This might just serve as my ongoing (for me - for you it will appear at once) of quirky or funny observations or happenings.
- In Iceland I was marveling at just how different everything is there. It was the first country and I was super jet-lagged so the thoughts weren't super deep. But as I walked by a coffee shop I looked inside and happened to see the computer screen of the guy sitting at the table near the window. He was shopping on Amazon.com. There's nothing new under the sun. But they probably don't have 2-day shipping to Iceland, huh?
-As we exited the elevator at the top of the Eiffel Tower we (almost) all experienced what could be equated to emotional endorphins. We had been holding in all our stress and pent up energy and despair over the wait and hunger and need to pee for FIVE HOURS in close-quarter lines with strangers from around the world. The only breaks from lines were climbing up over 700 steps to the elevator because...we are that cheap (and the lines to climb the stairs were shorter. Go figure. So when we burst forth from that elevator door with the stream of BO-having humanity we were all feeling on top of the world, not just on top of Paris. Cece, unfortunately, is afraid of heights so wasn't experiencing the same emotional release as the rest of us as we stepped out. "Thomas, today you're Joy and I'm Fear." Inside Out once again comes to the rescue in complicated emotional moments. How did I ever cope emotionally before that movie?
-How bout that time John said, "Merci Beaucoup" and I heard, "She has to poop."
-Or the time that we saved $200 by staying in a hotel that had large amounts of large Middle-East men roaming the halls in nothing but their boxers banging and shouting at each other through the doors until well after 11pm. At least they were boxers. If they'd been French they would have been speedos. And then the power to our rooms kept going out? And the only bathrooms were down the halls and I was having lady times with "supplies" that I was super unfamiliar with? TMI? Yup. It was an expensive savings. It cost many harsh words and some tears.
-Also, French people jogging. Hilarious. Keds with black socks and cut off black jeans. Or maybe holding your arms out to the side so far that it looks like you are taking off. But going so slowly that my three year old passed you walking backward? As John puts it: it's like jogging has never occurred to them before. They just woke up and thought, "you know what? I think I'll have a jog..." Very enjoyable.
And how about the shining moments? (I'm going to NOT write down the many uglier and less flattering moments. Not because I want to be "real" or honest but because my own bad moments are mine to share but not my children's or my husbands. You'll just have to take my word for it. I have to be on the lookout for these good moments - otherwise I will be overwhelmed by the weight of the bad ones. Raising a family is hard work and there are some very upsetting moments along the way.
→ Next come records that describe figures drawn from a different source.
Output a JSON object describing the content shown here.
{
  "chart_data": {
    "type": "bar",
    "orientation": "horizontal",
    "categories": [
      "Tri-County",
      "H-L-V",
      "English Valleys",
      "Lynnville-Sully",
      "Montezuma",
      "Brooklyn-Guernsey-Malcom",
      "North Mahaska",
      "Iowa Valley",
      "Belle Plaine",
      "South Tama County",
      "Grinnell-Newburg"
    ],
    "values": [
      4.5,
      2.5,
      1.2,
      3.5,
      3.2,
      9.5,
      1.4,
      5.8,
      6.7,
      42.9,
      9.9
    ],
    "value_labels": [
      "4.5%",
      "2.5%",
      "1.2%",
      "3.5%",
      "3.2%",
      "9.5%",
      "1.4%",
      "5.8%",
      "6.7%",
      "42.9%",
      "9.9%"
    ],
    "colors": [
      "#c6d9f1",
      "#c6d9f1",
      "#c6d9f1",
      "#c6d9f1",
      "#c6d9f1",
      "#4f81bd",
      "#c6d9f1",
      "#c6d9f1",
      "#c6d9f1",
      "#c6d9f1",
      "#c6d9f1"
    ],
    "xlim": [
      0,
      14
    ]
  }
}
-I was crying earlier because we got fined 135 Euros because we didn't put pictures on the bus passes. It was a mess. A very frustrating mess. I HATE wasting. Wasting time (thankYOU Eiffel Tower!), wasting money (Here's looking at you, London - who do you think you are, the Queen?), etc. I mean, I hate it. Like, break down in public crying for ten minutes hate it. The kids, and especially Thomas, were so so so sweet towards me while I was upset. He held my hand for a half hour (at eight he generally does not let me hold his hand - he's way above it) and rubbed my back on and off. He pushed the stroller so I could more easily hold the umbrella. He gave his coat to his sister when she was cold and tucked it in. He even instigated a picture in front of Notre Dame when I was so demoralized I couldn't care less. Usually I have the HARDEST times getting him to stand for a picture so I know for sure it was because he loves me and wanted to make me happy. I'm learning to feel so valued. My people love me. They want me to be happy and they care when I'm sad. How blessed am I to have 7 other people in Europe who want me to be happy and will even pose for a picture to help me bounce back? It is the very best, I tell ya.
-Strangers have been unfailingly helpful. And not grudgingly so but genuinely helpful. They see us struggling to get luggage up a flight of stairs, they help. They see me stuck in a bank because I can't even read enough French to understand that I need to push a green button to get out? They push the button. My card gets declined because...well, who the heck knows?! I don't know why this keeps happening! They patiently leave my groceries on the belt while I run down the street to the ATM (which by the way has an "Error", thank you Google Translate and that is why I get stuck in the bank, released and then finally find another ATM) and then ask if I need another bag (for free!). Or, when we are stuck behind some, apparently suspicious, looking people at Eiffel Tower Security a lady in the next line over waves us (all 8 of us!) in ahead of her. I'm telling, you. People are people and there are always a couple of grumps here and there but I can say that bringing a lot of kids to Europe hasn't been at all the intimidating in terms of judgementalism (yet!), these folks have been as kind to us as I could hope. Even when we clear them out of their morning supply of croissants.